Um projeto em análise na Câmara dos Deputados pretende incluir na Lei de Diretrizes e Bases da Educação (LDB) regras específicas para garantir atendimento especializado em processos seletivos de acesso ao ensino superior. A medida também alcança o Exame Nacional do Ensino Médio (Enem).
O Projeto de Lei 1697/26 prevê adaptações nas provas, oferta de materiais específicos e acompanhamento profissional para candidatos que necessitem de recursos de acessibilidade. O texto estabelece ainda a possibilidade de tempo adicional para pessoas com determinadas condições.
Segundo informações divulgadas pela Agência Câmara, o direito ao atendimento especializado já é garantido atualmente pela Lei Brasileira de Inclusão (LBI). A proposta busca detalhar essas garantias na legislação educacional.
Adaptações previstas nas provas
Entre as medidas previstas está a adaptação do formato das avaliações para atender diferentes necessidades. O projeto menciona, por exemplo, o uso de letra ampliada, leitores, calculadora, guia-intérprete e transcritor.
A proposta também prevê a disponibilização de equipamentos e materiais específicos de acessibilidade. Entre eles estão máquina de escrever em braile, sorobã, lupa, telelupa, luminária e plano inclinado, além de outros recursos que possam ser necessários para a realização das provas.
Na prática, o texto procura assegurar que o candidato tenha condições adequadas para demonstrar seus conhecimentos durante a seleção. As adaptações não alterariam o objetivo acadêmico da avaliação, mas reduziriam barreiras relacionadas às condições dos participantes.
Tempo adicional dependerá de regulamentação
O projeto estabelece também a garantia de tempo adicional para candidatos com determinadas condições. O período extra deverá ser definido pelo Ministério da Educação (MEC), conforme a proposta.

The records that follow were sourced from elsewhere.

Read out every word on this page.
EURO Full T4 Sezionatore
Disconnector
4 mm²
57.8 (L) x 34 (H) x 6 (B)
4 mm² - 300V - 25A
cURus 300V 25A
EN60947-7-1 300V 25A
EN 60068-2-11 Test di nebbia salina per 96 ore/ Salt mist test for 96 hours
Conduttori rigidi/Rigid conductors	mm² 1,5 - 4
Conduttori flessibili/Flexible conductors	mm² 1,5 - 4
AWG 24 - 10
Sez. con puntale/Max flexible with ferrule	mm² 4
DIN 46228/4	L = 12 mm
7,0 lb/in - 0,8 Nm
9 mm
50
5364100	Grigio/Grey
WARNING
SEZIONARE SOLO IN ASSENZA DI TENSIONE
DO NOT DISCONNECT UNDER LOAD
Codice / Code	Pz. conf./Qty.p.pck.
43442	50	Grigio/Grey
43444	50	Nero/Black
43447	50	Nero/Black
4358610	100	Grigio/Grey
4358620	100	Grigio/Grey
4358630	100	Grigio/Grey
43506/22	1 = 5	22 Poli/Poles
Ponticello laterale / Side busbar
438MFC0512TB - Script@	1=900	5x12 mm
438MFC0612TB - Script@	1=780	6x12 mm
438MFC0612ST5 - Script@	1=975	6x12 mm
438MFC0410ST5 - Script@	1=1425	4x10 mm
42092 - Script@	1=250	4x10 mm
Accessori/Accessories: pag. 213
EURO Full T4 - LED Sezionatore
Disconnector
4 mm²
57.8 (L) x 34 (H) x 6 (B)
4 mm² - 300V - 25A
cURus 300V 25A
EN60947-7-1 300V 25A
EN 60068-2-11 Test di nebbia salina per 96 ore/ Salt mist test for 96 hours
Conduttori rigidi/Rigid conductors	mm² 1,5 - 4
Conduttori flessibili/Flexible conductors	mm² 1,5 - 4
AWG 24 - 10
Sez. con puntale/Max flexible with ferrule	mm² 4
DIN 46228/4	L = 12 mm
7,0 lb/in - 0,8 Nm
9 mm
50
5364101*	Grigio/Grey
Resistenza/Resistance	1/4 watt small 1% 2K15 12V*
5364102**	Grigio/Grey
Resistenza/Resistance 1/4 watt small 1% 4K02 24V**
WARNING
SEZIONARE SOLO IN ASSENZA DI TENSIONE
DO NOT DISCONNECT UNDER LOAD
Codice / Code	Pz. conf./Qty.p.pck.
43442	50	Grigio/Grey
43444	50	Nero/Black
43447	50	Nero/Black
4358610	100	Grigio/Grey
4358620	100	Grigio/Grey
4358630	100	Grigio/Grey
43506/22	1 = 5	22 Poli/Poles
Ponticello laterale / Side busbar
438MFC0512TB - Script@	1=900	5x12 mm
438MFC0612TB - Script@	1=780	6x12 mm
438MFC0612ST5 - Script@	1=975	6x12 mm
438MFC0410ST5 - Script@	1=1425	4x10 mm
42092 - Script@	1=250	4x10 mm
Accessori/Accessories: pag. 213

A relação apresentada no texto inclui pessoas com baixa visão, cegueira, deficiência intelectual, surdocegueira, dislexia, déficit de atenção, transtorno do espectro autista, discalculia, além de lactantes e pessoas com diabetes tipo I.
O projeto prevê que tanto a lista de condições atendidas quanto os recursos de acessibilidade sejam atualizados pelo Ministério da Educação. Dessa forma, as regras poderiam ser revisadas pelo órgão responsável conforme novas necessidades fossem reconhecidas.
Justificativa apresentada pela autora
A autora do projeto, deputada Delegada Katarina, do PSD de Sergipe, afirmou que a iniciativa não cria privilégio, mas busca promover equidade entre os candidatos.
“A iniciativa não cria privilégio, mas instrumento de equidade. Trata-se de assegurar que candidatos com diferentes condições possam disputar vagas em igualdade de oportunidades, eliminando barreiras que não guardam relação com o mérito acadêmico”, declarou a deputada, conforme a Agência Câmara.
O texto, portanto, concentra-se na garantia de condições de participação nos processos seletivos. A proposta não cria, segundo as informações divulgadas, uma forma diferenciada de ingresso no ensino superior, mas define recursos que podem ser utilizados durante a seleção.
Tramitação do projeto
O Projeto de Lei 1697/26 tramita em caráter conclusivo. Isso significa que, conforme as regras de tramitação informadas, a análise será feita pelas comissões indicadas, sem necessidade de votação inicialmente no plenário da Câmara, salvo as hipóteses previstas no processo legislativo.
A proposta será examinada pelas comissões de Educação; de Defesa dos Direitos das Pessoas com Deficiência; e de Constituição e Justiça e de Cidadania.
Mesmo com a tramitação conclusiva, o projeto ainda precisa ser aprovado pela Câmara dos Deputados e pelo Senado para se transformar em lei. Até a conclusão desse processo, permanecem em vigor as garantias de atendimento especializado previstas na Lei Brasileira de Inclusão.